To make a movie like “Mona Lisa Smile” work, you have to have a powerful and, yes, sexy bohemian presence to go to work against the powerful setting of Wasp aristocratic culture. What if the movie had starred in-your-face Sigourney Weaver (in tight capris and chain-smoking) instead of vulnerable-lovable Roberts? What if, instead of standing in the classroom showing them art (boring!), she’d dragged them down to Greenwich Village and showed them artists? In their slummy, fascinating habitats, with their cheap wine, bullfighting posters, and NYU-coed mistresses in black tights and Vampira makeup. Not a Jackson Pollock, but Jackson Pollock. Watson could have had, instead of a couple of drippy academics for boyfriends (the kind any self-respecting Wellesley girl would have ground into her ashtray before breakfast), how about a platoon of greasy beatniks showing up on campus at all hours of day and night?

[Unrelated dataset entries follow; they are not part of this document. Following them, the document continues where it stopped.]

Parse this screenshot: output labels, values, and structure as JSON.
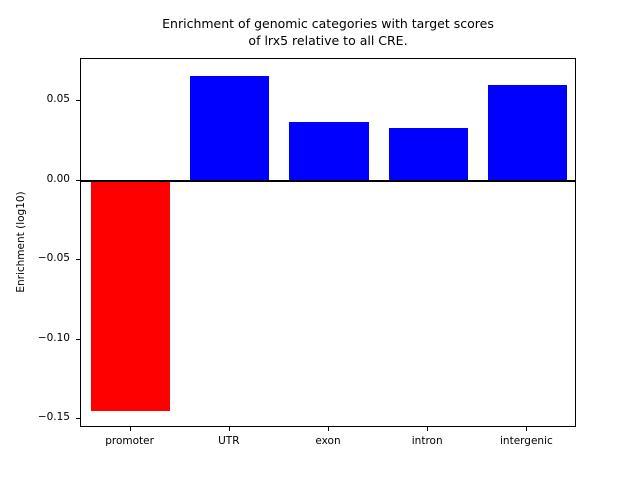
{
  "chart_data": {
    "type": "bar",
    "title": "Enrichment of genomic categories with target scores\nof lrx5 relative to all CRE.",
    "xlabel": "",
    "ylabel": "Enrichment (log10)",
    "categories": [
      "promoter",
      "UTR",
      "exon",
      "intron",
      "intergenic"
    ],
    "values": [
      -0.145,
      0.066,
      0.037,
      0.033,
      0.06
    ],
    "bar_colors": [
      "#ff0000",
      "#0000ff",
      "#0000ff",
      "#0000ff",
      "#0000ff"
    ],
    "ylim": [
      -0.1556,
      0.0766
    ],
    "yticks": [
      0.05,
      0.0,
      -0.05,
      -0.1,
      -0.15
    ],
    "ytick_labels": [
      "0.05",
      "0.00",
      "−0.05",
      "−0.10",
      "−0.15"
    ],
    "grid": false,
    "legend": "none",
    "zero_line": true,
    "bar_width_fraction": 0.16,
    "axis_color": "#000000",
    "background_color": "#ffffff"
  }
}
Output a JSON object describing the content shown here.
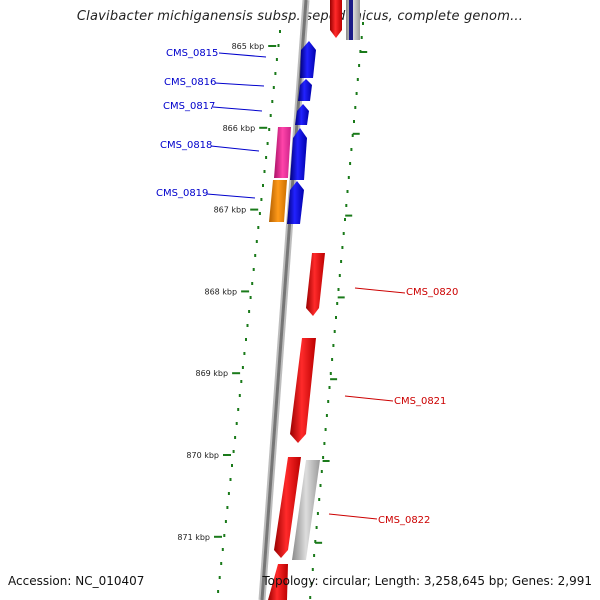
{
  "title": "Clavibacter michiganensis subsp. sepedonicus, complete genom...",
  "footer": {
    "accession": "Accession: NC_010407",
    "topology": "Topology: circular; Length: 3,258,645 bp; Genes: 2,991"
  },
  "colors": {
    "backbone": "#888888",
    "forward_gene": "#0000ee",
    "reverse_gene": "#ee0000",
    "label_forward": "#0000cc",
    "label_reverse": "#cc0000",
    "tick": "#1a7a1a",
    "pink_feature": "#ee3399",
    "orange_feature": "#ee8800",
    "gray_feature": "#bbbbbb"
  },
  "scale": {
    "ticks": [
      {
        "kbp": 865,
        "label": "865 kbp"
      },
      {
        "kbp": 866,
        "label": "866 kbp"
      },
      {
        "kbp": 867,
        "label": "867 kbp"
      },
      {
        "kbp": 868,
        "label": "868 kbp"
      },
      {
        "kbp": 869,
        "label": "869 kbp"
      },
      {
        "kbp": 870,
        "label": "870 kbp"
      },
      {
        "kbp": 871,
        "label": "871 kbp"
      }
    ]
  },
  "genes": [
    {
      "name": "CMS_0815",
      "strand": "forward"
    },
    {
      "name": "CMS_0816",
      "strand": "forward"
    },
    {
      "name": "CMS_0817",
      "strand": "forward"
    },
    {
      "name": "CMS_0818",
      "strand": "forward"
    },
    {
      "name": "CMS_0819",
      "strand": "forward"
    },
    {
      "name": "CMS_0820",
      "strand": "reverse"
    },
    {
      "name": "CMS_0821",
      "strand": "reverse"
    },
    {
      "name": "CMS_0822",
      "strand": "reverse"
    }
  ]
}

Reciting goofball poetry and inhaling marijuana? Give those sheltered alums of Miss Porter’s School something to chew on!
Instead, “Mona Lisa Smile” fails so miserably in the confrontation department that I could only exult in every scene, as the earnest Prof. Watson in her sensible shoes and peasant blouses tried to make a dent in a wealthy and self-confident culture. And it’s a good thing, too. For the past decade or so, in films like “Pleasantville” and “The Hours,” Hollywood has been trying to sell its Betty Friedan/Lillian Hellman revisionist history of the 1950s. It goes like this: First there was World War II, so liberating, what with Rosie the Riveter, Stalin as our buddy, and guys ‘n’ gals falling into the sack together because who knew what tomorrow held. Then came The Horrible Fifties, when they took away Rosie’s job, executed the Rosenbergs, and forced women to bake pies and wear girdles instead of exploring liberation. This dreary ideological drumbeat of a story line usually doesn’t go over with movie audiences (“Pleasantville” and “The Hours” were resounding flops). “Mona Lisa Smile” tells the same story, but fortunately, its makers got carried away by the very culture they were supposed to be denouncing.